X-rays the next day revealed a broken collarbone that would require at least six weeks to heal, posing a troubling time line for a senior injured in late September. Stevson's comeback depended on his teammates extending the season.
They came through. Stevson, a key component to the No. 4 Cadets' run-heavy offense, returns to play against No. 3 Owatonna (11-0) on Friday in the Class 5A state tournament semifinals.
"We kept telling him that we weren't going to let the season end without him," fellow senior running back Nick Waldvogel said.
Players call the Mahtomedi loss the catalyst for reaching the semifinals. In addition to losing Stevson in the game, the Cadets lost their first regular-season game since 2008 -- the year before current seniors enrolled at St. Thomas.
"A lot of guys have said that's the best thing that could've happened to us," Waldvogel said. "We had a little bit of arrogance, and that loss helped us refocus."
The injuries didn't stop, but another trend emerged. Waldvogel missed the Simley and East Ridge games, but junior Carter Vanasek filled the void. When Mario Bognanno, who stepped in for Stevson, missed the South St. Paul game with a concussion, Danny McManus moved over from defense to help. Throw in fullback Danny McFadden, who is spelled by Joe Herbeck, and you get a stable of seasoned runners.

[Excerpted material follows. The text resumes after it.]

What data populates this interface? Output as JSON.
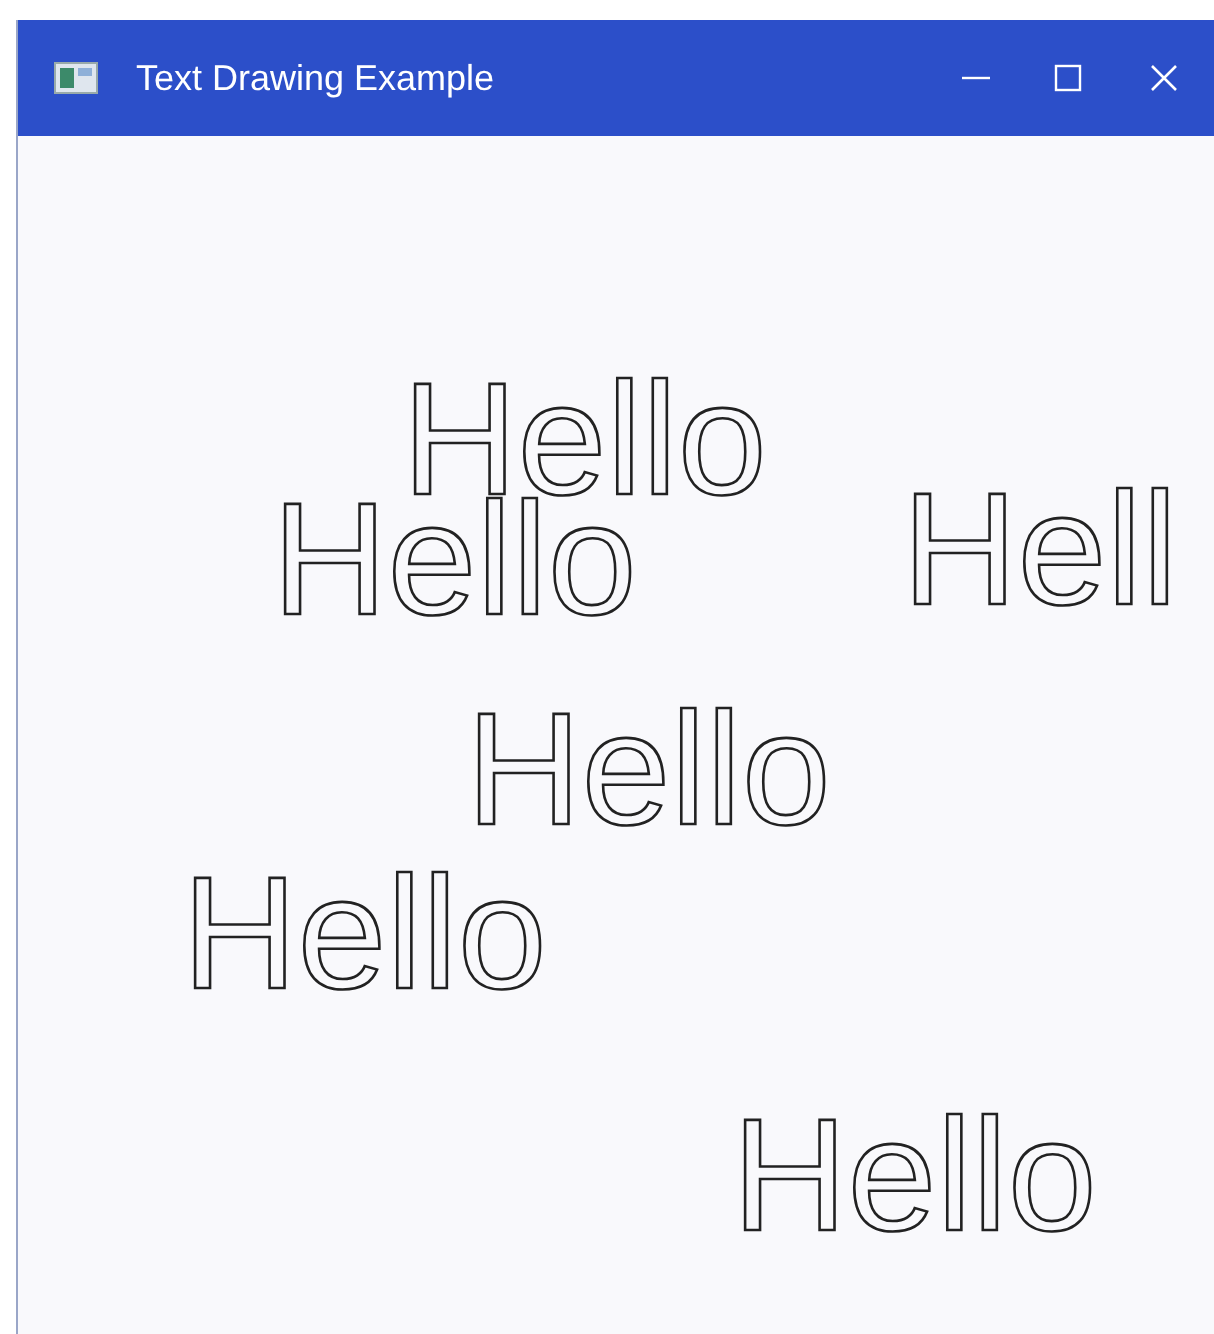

"I've been joking with the coaches, asking them what they are going to do now since we're all back," McFadden said. "We have a surplus, and that's not a bad problem to have."
The all-for-one credo started with Stevson, who pleaded with teammates to prolong the season as far as possible.
"He texted me the night before the East Ridge game and was like, 'You guys have to win,'" McFadden said. "It showed me how important it was to him. And it reminded me that we're trying to win for each other."
McFadden saw Stevson smiling at practice despite wearing a sling for six weeks but said, "You could tell that inside it was eating at him."
Stevson never doubted.
"I was always optimistic that I would come back eventually," he said. "Now that I'm back it feels really good."